Last week, Sam Bankman-Fried was the king of crypto. Now he’s a supervillain. FTX Trading — the young, shorts-wearing exec’s cryptocurrency exchange company, once backed by Larry David and Tom Brady — collapsed in the span of a week. On Friday, they filmed for bankruptcy, leaving millions of people and companies short of funds they may never see again. Details continue to pour in, many of them bizarre. Now, to make things even more surreal, Bankman-Fried has been sending unhinged DMs to reporters.
Vox reporter Kelsey Piper revealed that on Tuesday night she spent an hour chatting on Twitter with Bankman-Fried, who’s mostly spent his infamy sleeping and playing video games, and may or may not be on the run. She asked hard questions; she got weirdly, distressingly honest-seeming answers. For one thing, his previous public stance as an agent of do-goodery who’s even open to the crypto world being regulated? Partly a façade.
“f*ck regulators,” Bankman-Fried told Piper. “they don’t protect customers at all.” He’s not against regulation per se, but he claims that regulators, at least the ones running the show nowadays, “can’t do it” because they “can’t distinguish between god and bad.”
So is that why he may have done some supremely shady things, such as allegedly gamble with — and lose — billions of other people’s money? It’s not clear. He told Piper, “I didn’t want to do sketchy stuff” and that he “didn’t mean to,” adding that “each individual decision seemed fine and I didn’t realize how big their sum was until the end.”
Piper spoke with Bankman-Fried over the summer, long before the collapse of his company and reputation. When reading back some of the altruistic beliefs he shared — like how one should never do “unethical s*it,” he replied, “heh,” laughing off “all that dumb s*it I said,” which he revealed was “not true, not really.” He even agreed that the “ethics stuff” was mostly a “front.”
Bankman-Fried was also pressed about one of the wilder parts of the FTX collapse: that they had transferred billions to a sister company, Alameda Research. He said that their promise that they would never invest their deposits was “factually accurate,” but only, it seems, because it was Alameda that had done it. He admitted he “thought Alameda had enough collateral to reasonable [sic] cover it.” Turned out he was wrong, to which he said, “life creeps up on you.”
Oh, and that missing billion or so dollars that can’t be accounted for? Bankman-Fried blames it on the hack that hit the company last weekend.

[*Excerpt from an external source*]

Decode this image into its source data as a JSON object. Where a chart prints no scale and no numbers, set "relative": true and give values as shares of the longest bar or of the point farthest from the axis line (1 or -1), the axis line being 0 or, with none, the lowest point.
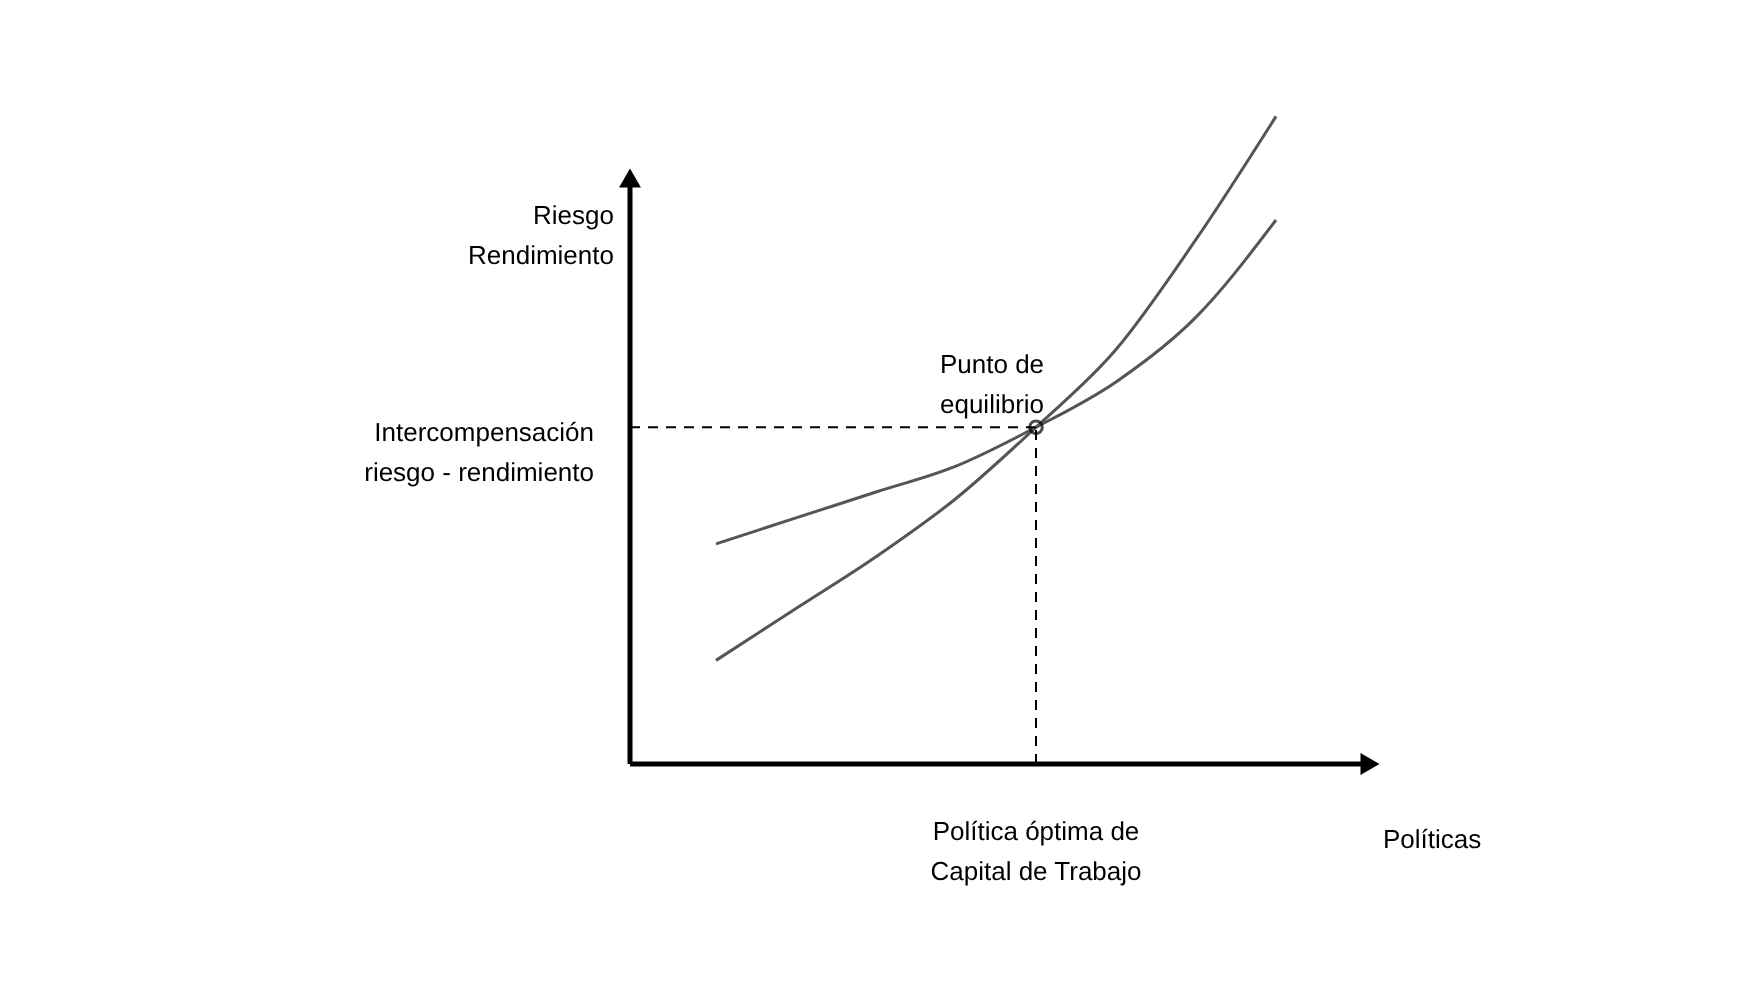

Bankman-Fried eventually admits he “f*cked up,” “big,” “multiple times.” But his biggest regret wasn’t that he lost billions. It was that he filed for Chapter 11, thus losing control of the company, which he swears he could right if he had the chance. As of now, he has “2 weeks to raise $2b.” Surely that will be difficult, if not impossible, given that his name — and possibly his entire future — is in the toilet. To that, he can only point out that “a month ago I was one of the greatest fundraisers.”